Dr Simon Hincks left medicine in the early 1990s feeling disillusioned, disenchanted and "burnt-out".
He took a number of fill-in jobs, including cleaning, envelope stuffing and market research, before making the decision to go back to medicine.
"When I left medicine I swore I would not be going back. But it suddenly dawned on me that it was the time to go back and nobody was more surprised than me"
Now he feels ready to resume his medical career. He is re-training as a GP.
Dr Hincks says his experiences of living with HIV, since his diagnosis 10 years ago, will help him empathise with patients with serious illnesses and those facing death.
"Now I am quite practical in dealing with death - it has helped me deal with my own mortality," he said.
"I hope my whole experience has made a difference in how I deal with patients."
Dr Hincks said his 1994 diagnosis had had a profound impact on him.
"I think as a doctor I had no understanding of what it was like being on the other end of a diagnosis.
"I remember it was the first time I began to look into myself for my own sense of the world."
He said he was shocked by what he found. People around him were treating his diagnosis as a death sentence - and he felt no differently.
"I was surrounded by the doom and gloom of the early 90s' Aids campaign."
"The impression then was what you were contending with was that HIV equalled Aids which equalled death. But that was not my belief."
"When I was diagnosed, I was shocked and I had fear, but there was an overwhelming sense that this was what I was waiting for.
"It was my worst fear realised, but it felt like it had given my life a purpose and that this was my path and I had the feeling that it was going to be alright."
Controversially, Dr Hincks decided to shun hospital treatment for his condition and discharged himself from the clinic that was treating him after just two months.
He has not been back to hospital for any type of treatment or monitoring, and says he has "never felt better".
I come across people who say I am a fool or irresponsible, and some think that because I am not going to a clinic that I am in a state of denial, but that is not the case.
"Taking this decision has been a long study. My philosophy has never been that I am looking for a cure."
Dr Hincks became involved in complementary therapies and says he plans to encourage these when he eventually takes up general practice.
"I want to try to promote healthy ways of living in a much more holistic way. I would like to work in an integrated holistic centre into healthy eating and healthy living.
"Primarily I would encourage people to tune into themselves about what is right for them. I have taken this course but I do not think it is the only course. I would encourage people to take their own course."
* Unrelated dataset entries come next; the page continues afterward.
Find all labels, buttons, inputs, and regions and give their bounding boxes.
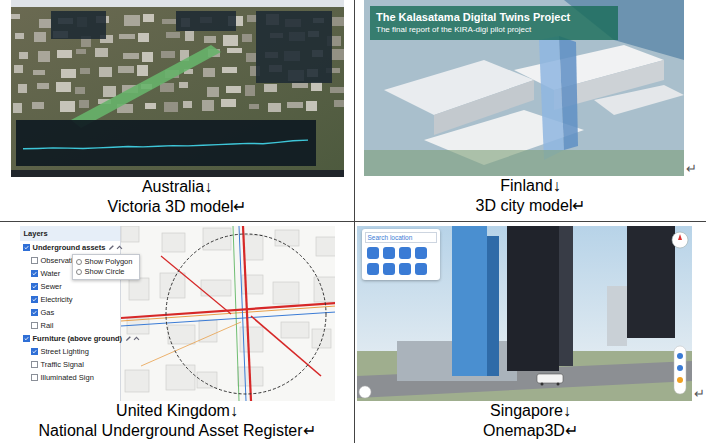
radio-button[interactable]: [76, 269, 82, 275]
layer-checkbox[interactable]: [23, 244, 30, 251]
nuar-screenshot: Layers Underground assets Observati Water Se…: [20, 226, 335, 401]
compass-icon[interactable]: [672, 232, 688, 248]
layer-label: Furniture (above ground): [33, 334, 123, 343]
group-tools: [125, 335, 140, 342]
layer-row[interactable]: Furniture (above ground): [20, 332, 120, 345]
layer-label: Electricity: [41, 295, 73, 304]
layer-checkbox[interactable]: [31, 257, 38, 264]
search-panel: Search location: [362, 229, 440, 280]
home-icon[interactable]: [359, 386, 371, 398]
check-icon: [24, 244, 29, 251]
shape-menu: Show PolygonShow Circle: [72, 254, 140, 280]
layer-row[interactable]: Sewer: [20, 280, 120, 293]
layer-row[interactable]: Underground assets: [20, 241, 120, 254]
check-icon: [32, 270, 37, 277]
layer-label: Gas: [41, 308, 55, 317]
aerial-map: [11, 0, 344, 177]
layer-label: Traffic Signal: [41, 360, 84, 369]
kalasatama-report-cover: The Kalasatama Digital Twins ProjectThe …: [364, 0, 684, 176]
figure-row: The Kalasatama Digital Twins ProjectThe …: [364, 0, 697, 176]
layer-checkbox[interactable]: [31, 296, 38, 303]
check-icon: [32, 296, 37, 303]
collapse-icon[interactable]: [116, 244, 123, 251]
layer-label: Observati: [41, 256, 73, 265]
layer-label: Sewer: [41, 282, 62, 291]
category-icon[interactable]: [399, 263, 411, 275]
check-icon: [24, 335, 29, 342]
category-icon[interactable]: [415, 263, 427, 275]
victoria-screenshot: [11, 0, 344, 177]
table-cell: Layers Underground assets Observati Water Se…: [0, 222, 355, 443]
check-icon: [32, 309, 37, 316]
model-caption: 3D city model↵: [476, 196, 586, 216]
layer-row[interactable]: Illuminated Sign: [20, 371, 120, 384]
search-field[interactable]: Search location: [365, 232, 437, 243]
figure-row: Search location ↵: [357, 226, 705, 401]
edit-icon[interactable]: [108, 244, 115, 251]
layer-checkbox[interactable]: [31, 374, 38, 381]
shape-option[interactable]: Show Circle: [76, 267, 136, 277]
layer-label: Water: [41, 269, 61, 278]
report-subtitle: The final report of the KIRA-digi pilot …: [376, 24, 612, 35]
layer-checkbox[interactable]: [31, 348, 38, 355]
layer-row[interactable]: Electricity: [20, 293, 120, 306]
collapse-icon[interactable]: [133, 335, 140, 342]
layer-checkbox[interactable]: [31, 309, 38, 316]
shape-option-label: Show Circle: [85, 267, 125, 277]
table-cell: The Kalasatama Digital Twins ProjectThe …: [355, 0, 706, 222]
layer-checkbox[interactable]: [31, 270, 38, 277]
paragraph-mark: ↵: [694, 387, 705, 401]
elevation-profile-line: [23, 140, 308, 149]
category-icon[interactable]: [399, 247, 411, 259]
layers-header: Layers: [20, 226, 120, 241]
model-caption: National Underground Asset Register↵: [38, 421, 315, 441]
table-cell: Australia↓Victoria 3D model↵: [0, 0, 355, 222]
radio-button[interactable]: [76, 259, 82, 265]
model-caption: Victoria 3D model↵: [108, 197, 247, 217]
edit-icon[interactable]: [125, 335, 132, 342]
layer-label: Illuminated Sign: [41, 373, 94, 382]
asset-map[interactable]: [121, 226, 335, 401]
check-icon: [32, 283, 37, 290]
tool-strip[interactable]: [674, 346, 686, 394]
country-caption: Finland↓: [500, 176, 560, 196]
layer-checkbox[interactable]: [23, 335, 30, 342]
layer-label: Street Lighting: [41, 347, 89, 356]
country-caption: Australia↓: [142, 177, 212, 197]
model-caption: Onemap3D↵: [483, 421, 578, 441]
report-title: The Kalasatama Digital Twins Project: [376, 10, 612, 24]
group-tools: [108, 244, 123, 251]
category-icon[interactable]: [367, 263, 379, 275]
shape-option[interactable]: Show Polygon: [76, 257, 136, 267]
table-cell: Search location ↵ Singapore↓Onemap3D↵: [355, 222, 706, 443]
layer-checkbox[interactable]: [31, 361, 38, 368]
category-icon[interactable]: [383, 263, 395, 275]
layer-row[interactable]: Traffic Signal: [20, 358, 120, 371]
category-grid: [365, 243, 437, 277]
country-caption: Singapore↓: [490, 401, 571, 421]
category-icon[interactable]: [367, 247, 379, 259]
layer-row[interactable]: Street Lighting: [20, 345, 120, 358]
layers-panel: Layers Underground assets Observati Water Se…: [20, 226, 121, 401]
layer-row[interactable]: Gas: [20, 306, 120, 319]
country-caption: United Kingdom↓: [116, 401, 238, 421]
document-table: Australia↓Victoria 3D model↵ The Kalasata…: [0, 0, 706, 443]
search-circle[interactable]: [166, 234, 326, 394]
report-title-banner: The Kalasatama Digital Twins ProjectThe …: [370, 6, 618, 40]
figure-row: Layers Underground assets Observati Water Se…: [20, 226, 335, 401]
category-icon[interactable]: [415, 247, 427, 259]
shape-option-label: Show Polygon: [85, 257, 133, 267]
onemap3d-screenshot: Search location: [357, 226, 692, 401]
layer-checkbox[interactable]: [31, 283, 38, 290]
figure-row: [11, 0, 344, 177]
layer-row[interactable]: Rail: [20, 319, 120, 332]
layer-checkbox[interactable]: [31, 322, 38, 329]
layer-label: Underground assets: [33, 243, 106, 252]
category-icon[interactable]: [383, 247, 395, 259]
paragraph-mark: ↵: [686, 162, 697, 176]
check-icon: [32, 348, 37, 355]
layer-label: Rail: [41, 321, 54, 330]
He said working in general practice, rather than in a hospital environment, would give him the flexibility to promote healthy living.
There are guidelines affecting what Dr Hincks can and can not do medically because of his HIV status - for example, he will not be able to operate on patients.
A spokesman for the Terrence Higgins Trust said Dr Hincks' story showed HIV need not be a bar to a medical career.
"There is no reason why a person with HIV can't undertake a senior patient-facing role within the NHS, and his story is also proof that having HIV need not be a barrier to a fulfilling career.
"The fact that he has a long term health condition can only increase his empathy and understanding for his patients, and we wish him well."